Der Weg vom Natel zum Handy

Was 1993 mit GSM (Global System for Mobile Communications) anfing, ist heute eine Selbstverständlichkeit: Die zweite Mobilfunkgeneration bereitete den Weg vom sperrigen analogen „nationalen Autotelefon“ (Natel) zum Handy, das in jeder Hosentasche Platz hat und unkompliziertes Telefonieren ermöglicht. Die neuen Möglichkeiten des GSM-Netzes, SMS, Datenkommunikation und die Nutzung des Handys im Ausland, sorgten für eine rasante Entwicklung im Mobilfunk.
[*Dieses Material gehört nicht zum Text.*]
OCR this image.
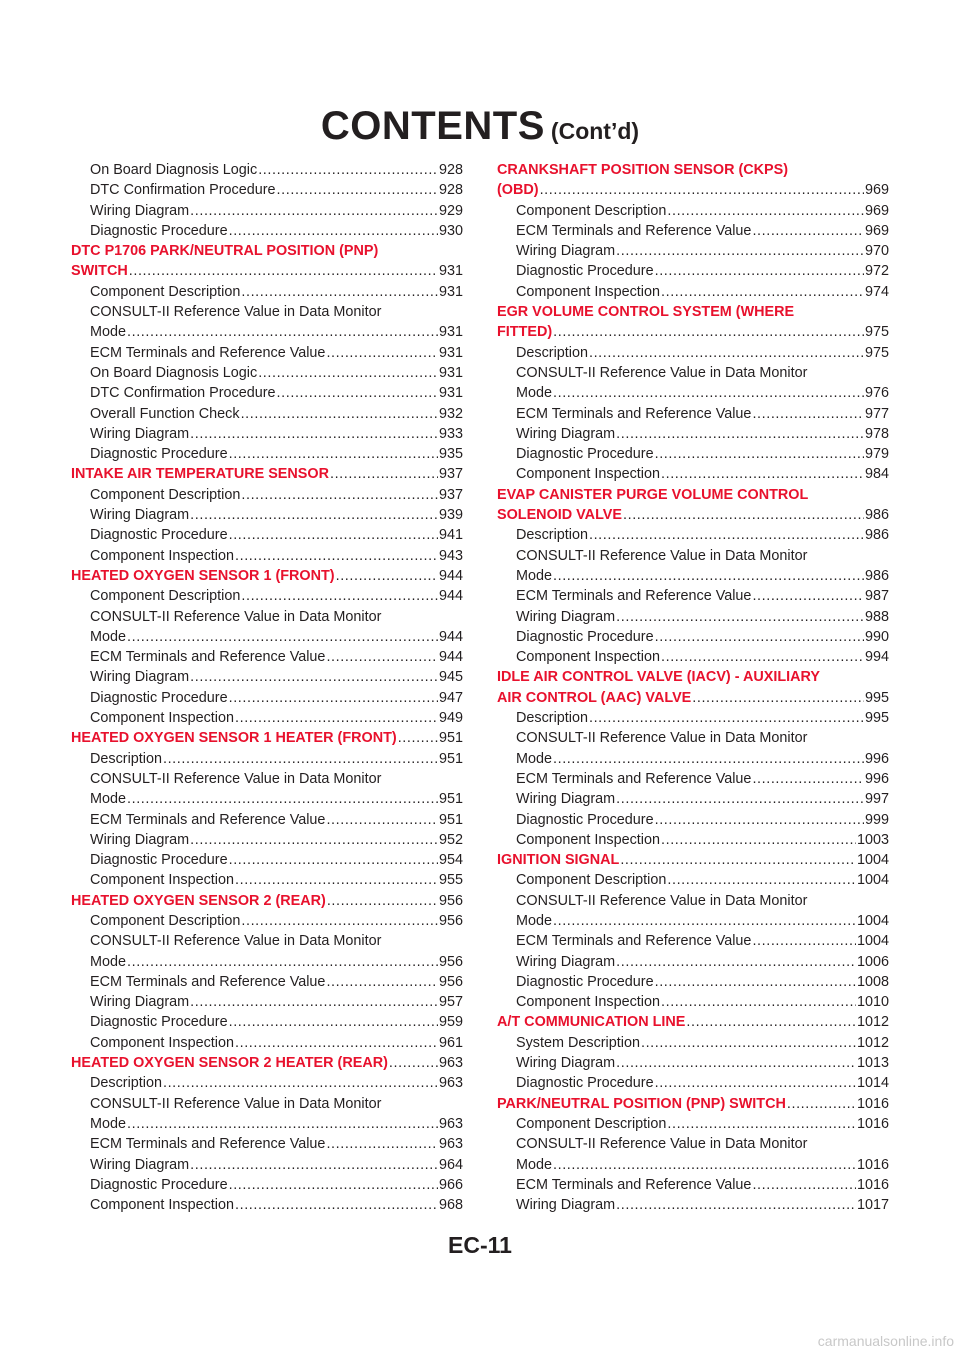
CONTENTS (Cont’d)
On Board Diagnosis Logic .....	928
DTC Confirmation Procedure .....	928
Wiring Diagram .....	929
Diagnostic Procedure .....	930
DTC P1706 PARK/NEUTRAL POSITION (PNP)
SWITCH .....	931
Component Description .....	931
CONSULT-II Reference Value in Data Monitor
Mode .....	931
ECM Terminals and Reference Value .....	931
On Board Diagnosis Logic .....	931
DTC Confirmation Procedure .....	931
Overall Function Check .....	932
Wiring Diagram .....	933
Diagnostic Procedure .....	935
INTAKE AIR TEMPERATURE SENSOR .....	937
Component Description .....	937
Wiring Diagram .....	939
Diagnostic Procedure .....	941
Component Inspection .....	943
HEATED OXYGEN SENSOR 1 (FRONT) .....	944
Component Description .....	944
CONSULT-II Reference Value in Data Monitor
Mode .....	944
ECM Terminals and Reference Value .....	944
Wiring Diagram .....	945
Diagnostic Procedure .....	947
Component Inspection .....	949
HEATED OXYGEN SENSOR 1 HEATER (FRONT) .....	951
Description .....	951
CONSULT-II Reference Value in Data Monitor
Mode .....	951
ECM Terminals and Reference Value .....	951
Wiring Diagram .....	952
Diagnostic Procedure .....	954
Component Inspection .....	955
HEATED OXYGEN SENSOR 2 (REAR) .....	956
Component Description .....	956
CONSULT-II Reference Value in Data Monitor
Mode .....	956
ECM Terminals and Reference Value .....	956
Wiring Diagram .....	957
Diagnostic Procedure .....	959
Component Inspection .....	961
HEATED OXYGEN SENSOR 2 HEATER (REAR) .....	963
Description .....	963
CONSULT-II Reference Value in Data Monitor
Mode .....	963
ECM Terminals and Reference Value .....	963
Wiring Diagram .....	964
Diagnostic Procedure .....	966
Component Inspection .....	968
CRANKSHAFT POSITION SENSOR (CKPS)
(OBD) .....	969
Component Description .....	969
ECM Terminals and Reference Value .....	969
Wiring Diagram .....	970
Diagnostic Procedure .....	972
Component Inspection .....	974
EGR VOLUME CONTROL SYSTEM (WHERE
FITTED) .....	975
Description .....	975
CONSULT-II Reference Value in Data Monitor
Mode .....	976
ECM Terminals and Reference Value .....	977
Wiring Diagram .....	978
Diagnostic Procedure .....	979
Component Inspection .....	984
EVAP CANISTER PURGE VOLUME CONTROL
SOLENOID VALVE .....	986
Description .....	986
CONSULT-II Reference Value in Data Monitor
Mode .....	986
ECM Terminals and Reference Value .....	987
Wiring Diagram .....	988
Diagnostic Procedure .....	990
Component Inspection .....	994
IDLE AIR CONTROL VALVE (IACV) - AUXILIARY
AIR CONTROL (AAC) VALVE .....	995
Description .....	995
CONSULT-II Reference Value in Data Monitor
Mode .....	996
ECM Terminals and Reference Value .....	996
Wiring Diagram .....	997
Diagnostic Procedure .....	999
Component Inspection .....	1003
IGNITION SIGNAL .....	1004
Component Description .....	1004
CONSULT-II Reference Value in Data Monitor
Mode .....	1004
ECM Terminals and Reference Value .....	1004
Wiring Diagram .....	1006
Diagnostic Procedure .....	1008
Component Inspection .....	1010
A/T COMMUNICATION LINE .....	1012
System Description .....	1012
Wiring Diagram .....	1013
Diagnostic Procedure .....	1014
PARK/NEUTRAL POSITION (PNP) SWITCH .....	1016
Component Description .....	1016
CONSULT-II Reference Value in Data Monitor
Mode .....	1016
ECM Terminals and Reference Value .....	1016
Wiring Diagram .....	1017
EC-11
carmanualsonline.info
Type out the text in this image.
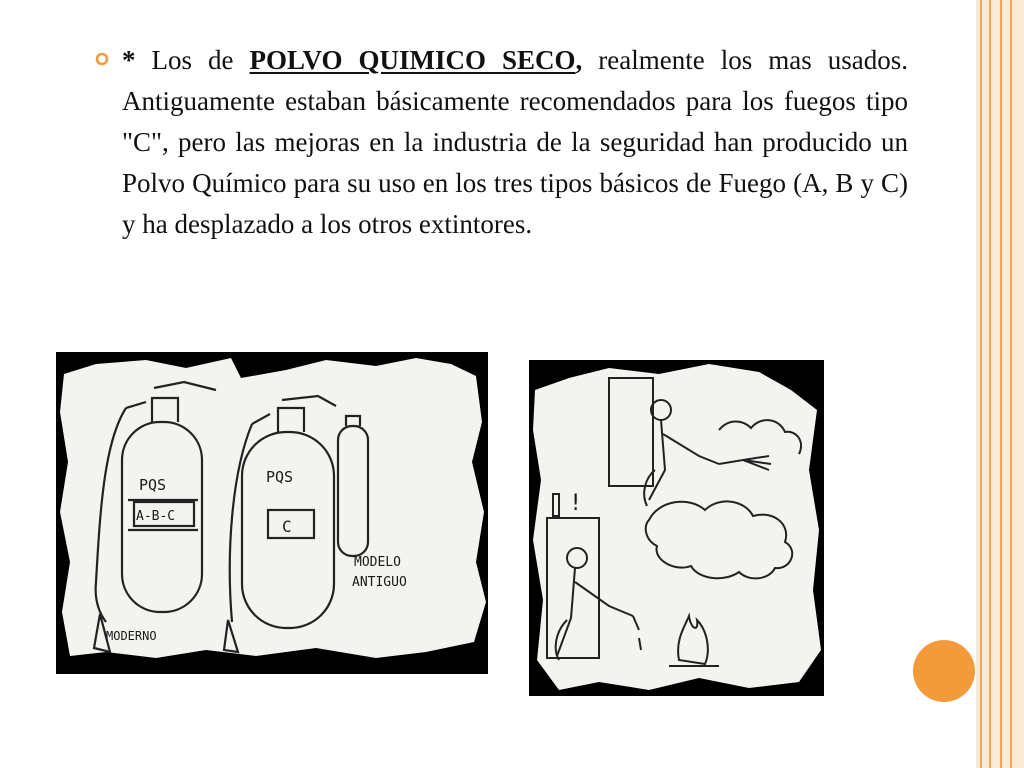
* Los de POLVO QUIMICO SECO, realmente los mas usados. Antiguamente estaban básicamente recomendados para los fuegos tipo "C", pero las mejoras en la industria de la seguridad han producido un Polvo Químico para su uso en los tres tipos básicos de Fuego (A, B y C) y ha desplazado a los otros extintores.
PQS
A-B-C
PQS
C
MODELO
ANTIGUO
MODERNO
!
Heute hat allein Swisscom über 6,2 Millionen Mobilfunkkunden und eine GSM-Abdeckung von 99,8 Prozent der Schweizer Bevölkerung. Insgesamt sind über 10 Millionen SIM-Karten in der Schweiz im Einsatz.

 

Mittlerweile ist der Ausbau der vierten Mobilfunkgeneration in vollem Gange: Seit Dezember nutzen bereits mehr als eine Viertelmillion Kundinnen und Kunden von Swisscom 4G/LTE-fähige Mobiltelefone. 20 Prozent der Schweizer Bevölkerung hat Swisscom schon mit 4G/LTE versorgt. Bis Ende 2013 sollen es 70 Prozent sein. In den Ausbau der Mobilfunkinfrastruktur wird Swisscom bis 2017 rund 1,5 Mia CHF in der Schweiz investieren.